Obtenir l’enterrement dans une propriété privée n’est accessible pratiquement qu’aux châtelaines et aux gros viticulteurs : les préfets refusent pratiquement tout autre demande.

En matière d’obsèques, les gouvernements français mériteront sans doute encore longtemps leur carton rouge. Le précédent a gavé les restaurateurs qui n’ont guère embauché ni baissé leurs tarifs. Quant aux communes, certaines perçoivent une taxe de convoi (33 €) sur Paris.

Mais reconnaissons-le, le carton, par rapport au bois, apporte des solutions, mais aussi des problèmes, notamment s’il est opté pour la crémation. Le bois apporte davantage de carburant, pour ainsi dire, que le carton. Le carton se consume beaucoup plus vite, et produit davantage de particules pouvant encrasser les conduits.

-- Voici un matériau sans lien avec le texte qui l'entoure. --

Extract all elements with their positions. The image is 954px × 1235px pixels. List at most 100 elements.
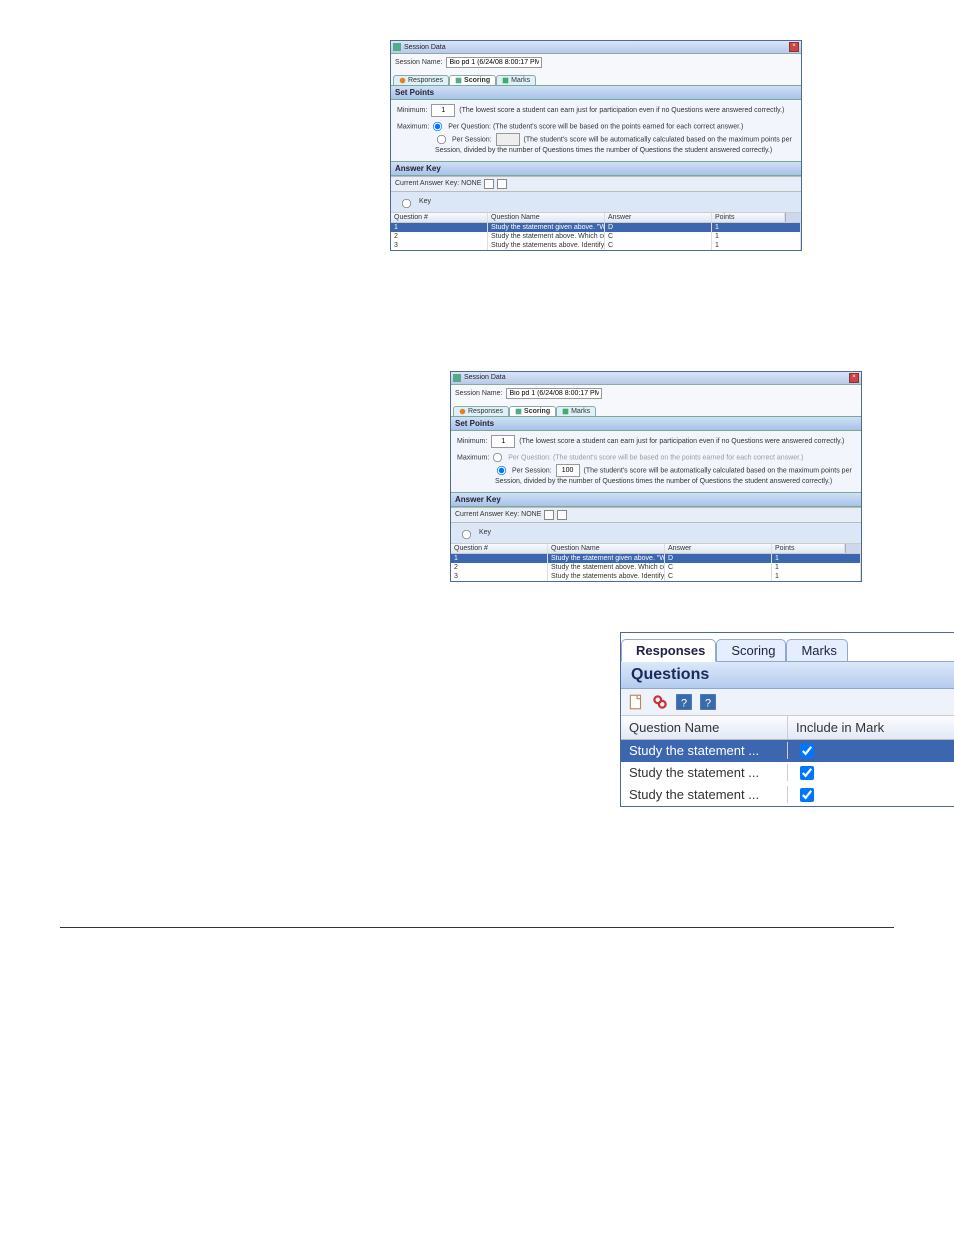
key-radio[interactable] <box>462 530 471 539</box>
include-checkbox[interactable] <box>800 744 814 758</box>
table-row[interactable]: 3 Study the statements above. Identify t… <box>391 241 801 250</box>
per-question-note: (The student's score will be based on th… <box>553 454 803 461</box>
key-subheader: Key <box>451 522 861 543</box>
tab-scoring[interactable]: Scoring <box>449 75 496 85</box>
session-name-input[interactable] <box>446 57 542 68</box>
col-points[interactable]: Points <box>772 544 845 553</box>
per-session-label: Per Session: <box>452 136 492 143</box>
question-row[interactable]: Study the statement ... <box>621 762 954 784</box>
maximum-label: Maximum: <box>457 454 489 461</box>
grid-question-icon-1[interactable]: ? <box>675 693 693 711</box>
answer-key-header: Answer Key <box>451 492 861 507</box>
per-session-radio[interactable] <box>497 466 506 475</box>
questions-toolbar: ? ? <box>621 689 954 716</box>
table-row[interactable]: 2 Study the statement above. Which cell … <box>451 563 861 572</box>
col-question-number[interactable]: Question # <box>391 213 488 222</box>
set-points-header: Set Points <box>451 416 861 431</box>
page-divider <box>60 927 894 928</box>
question-row[interactable]: Study the statement ... <box>621 740 954 762</box>
question-row[interactable]: Study the statement ... <box>621 784 954 806</box>
column-chooser-icon[interactable] <box>785 213 801 222</box>
per-session-radio[interactable] <box>437 135 446 144</box>
current-answer-key-row: Current Answer Key: NONE <box>391 176 801 191</box>
per-session-label: Per Session: <box>512 467 552 474</box>
questions-header: Questions <box>621 662 954 689</box>
tab-bar: Responses Scoring Marks <box>621 633 954 662</box>
tab-marks[interactable]: Marks <box>786 639 847 661</box>
page-icon[interactable] <box>627 693 645 711</box>
session-name-row: Session Name: <box>451 385 861 402</box>
tab-marks[interactable]: Marks <box>496 75 536 85</box>
minimum-label: Minimum: <box>457 438 487 445</box>
table-row[interactable]: 1 Study the statement given above. "When… <box>391 223 801 232</box>
current-answer-key-label: Current Answer Key: NONE <box>395 180 481 187</box>
col-question-name[interactable]: Question Name <box>621 716 788 739</box>
column-chooser-icon[interactable] <box>845 544 861 553</box>
app-icon <box>453 374 461 382</box>
app-icon <box>393 43 401 51</box>
col-include-in-mark[interactable]: Include in Mark <box>788 716 954 739</box>
link-icon[interactable] <box>651 693 669 711</box>
tab-scoring[interactable]: Scoring <box>716 639 786 661</box>
session-data-dialog-per-session: Session Data × Session Name: Responses S… <box>450 371 862 582</box>
key-radio[interactable] <box>402 199 411 208</box>
window-titlebar: Session Data × <box>451 372 861 385</box>
svg-text:?: ? <box>705 697 711 709</box>
tab-bar: Responses Scoring Marks <box>451 402 861 416</box>
table-row[interactable]: 3 Study the statements above. Identify t… <box>451 572 861 581</box>
window-title: Session Data <box>404 44 446 51</box>
close-button[interactable]: × <box>849 373 859 383</box>
col-answer[interactable]: Answer <box>665 544 772 553</box>
col-answer[interactable]: Answer <box>605 213 712 222</box>
tab-bar: Responses Scoring Marks <box>391 71 801 85</box>
tab-marks[interactable]: Marks <box>556 406 596 416</box>
minimum-input[interactable] <box>491 435 515 448</box>
grid-question-icon-2[interactable]: ? <box>699 693 717 711</box>
set-points-pane: Minimum: (The lowest score a student can… <box>451 431 861 492</box>
session-data-dialog-per-question: Session Data × Session Name: Responses S… <box>390 40 802 251</box>
current-answer-key-row: Current Answer Key: NONE <box>451 507 861 522</box>
minimum-note: (The lowest score a student can earn jus… <box>519 438 844 445</box>
window-title: Session Data <box>464 374 506 381</box>
per-question-label: Per Question: <box>508 454 551 461</box>
per-question-radio[interactable] <box>433 122 442 131</box>
per-question-radio[interactable] <box>493 453 502 462</box>
minimum-label: Minimum: <box>397 107 427 114</box>
key-subheader: Key <box>391 191 801 212</box>
svg-text:?: ? <box>681 697 687 709</box>
window-titlebar: Session Data × <box>391 41 801 54</box>
per-question-label: Per Question: <box>448 123 491 130</box>
per-question-note: (The student's score will be based on th… <box>493 123 743 130</box>
include-checkbox[interactable] <box>800 788 814 802</box>
set-points-pane: Minimum: (The lowest score a student can… <box>391 100 801 161</box>
session-name-input[interactable] <box>506 388 602 399</box>
tab-scoring[interactable]: Scoring <box>509 406 556 416</box>
grid-header: Question # Question Name Answer Points <box>391 212 801 223</box>
tab-responses[interactable]: Responses <box>393 75 449 85</box>
col-question-name[interactable]: Question Name <box>548 544 665 553</box>
col-points[interactable]: Points <box>712 213 785 222</box>
include-checkbox[interactable] <box>800 766 814 780</box>
current-answer-key-label: Current Answer Key: NONE <box>455 511 541 518</box>
table-row[interactable]: 2 Study the statement above. Which cell … <box>391 232 801 241</box>
set-points-header: Set Points <box>391 85 801 100</box>
answer-key-button-1[interactable] <box>544 510 554 520</box>
marks-tab-panel: Responses Scoring Marks Questions ? ? Qu… <box>620 632 954 807</box>
tab-responses[interactable]: Responses <box>453 406 509 416</box>
col-question-name[interactable]: Question Name <box>488 213 605 222</box>
questions-grid-header: Question Name Include in Mark <box>621 716 954 740</box>
minimum-note: (The lowest score a student can earn jus… <box>459 107 784 114</box>
table-row[interactable]: 1 Study the statement given above. "When… <box>451 554 861 563</box>
per-session-input <box>496 133 520 146</box>
col-question-number[interactable]: Question # <box>451 544 548 553</box>
tab-responses[interactable]: Responses <box>621 639 716 662</box>
session-name-label: Session Name: <box>395 59 442 66</box>
session-name-label: Session Name: <box>455 390 502 397</box>
grid-header: Question # Question Name Answer Points <box>451 543 861 554</box>
close-button[interactable]: × <box>789 42 799 52</box>
answer-key-button-2[interactable] <box>557 510 567 520</box>
per-session-input[interactable] <box>556 464 580 477</box>
answer-key-button-2[interactable] <box>497 179 507 189</box>
answer-key-button-1[interactable] <box>484 179 494 189</box>
minimum-input[interactable] <box>431 104 455 117</box>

Bon, si le carton n’est pas autorisé, on peut faire acte d’incivisme en donnant son corps à une science qui, en période de crise, ne sait trop qu’en faire. En Espagne, les demandes de don ont doublé d’une année sur l’autre depuis 2009 en Catalogne, grimpé de 40 % à Madrid. 
En France, il faut s’adresser aux facultés de médecine, qui peuvent exiger des frais de prise en charge. Cela peut varier selon que la famille prend ou non à sa charge le prix du transport, qu’il est ou non important, et cela peut aller jusqu’à 800 euros environ, selon les laboratoires d’anatomie (celui de Nantes appliquait ce tarif en oct. 2008 ; celui de Montpellier demande moins de 410 euros). Des laboratoires font payer l’incinération, d’autres non.

Le gouvernement proclame aussi vouloir simplifier les démarches administratives. Eh bien, en cas de décès, il y a vraiment fort à faire.  On ne voit pas pourquoi les mairies ou tribunaux d’instance ne pourraient pas prévenir, par courriels, CPAM, Pôle Emploi, caisses de retraite, fisc.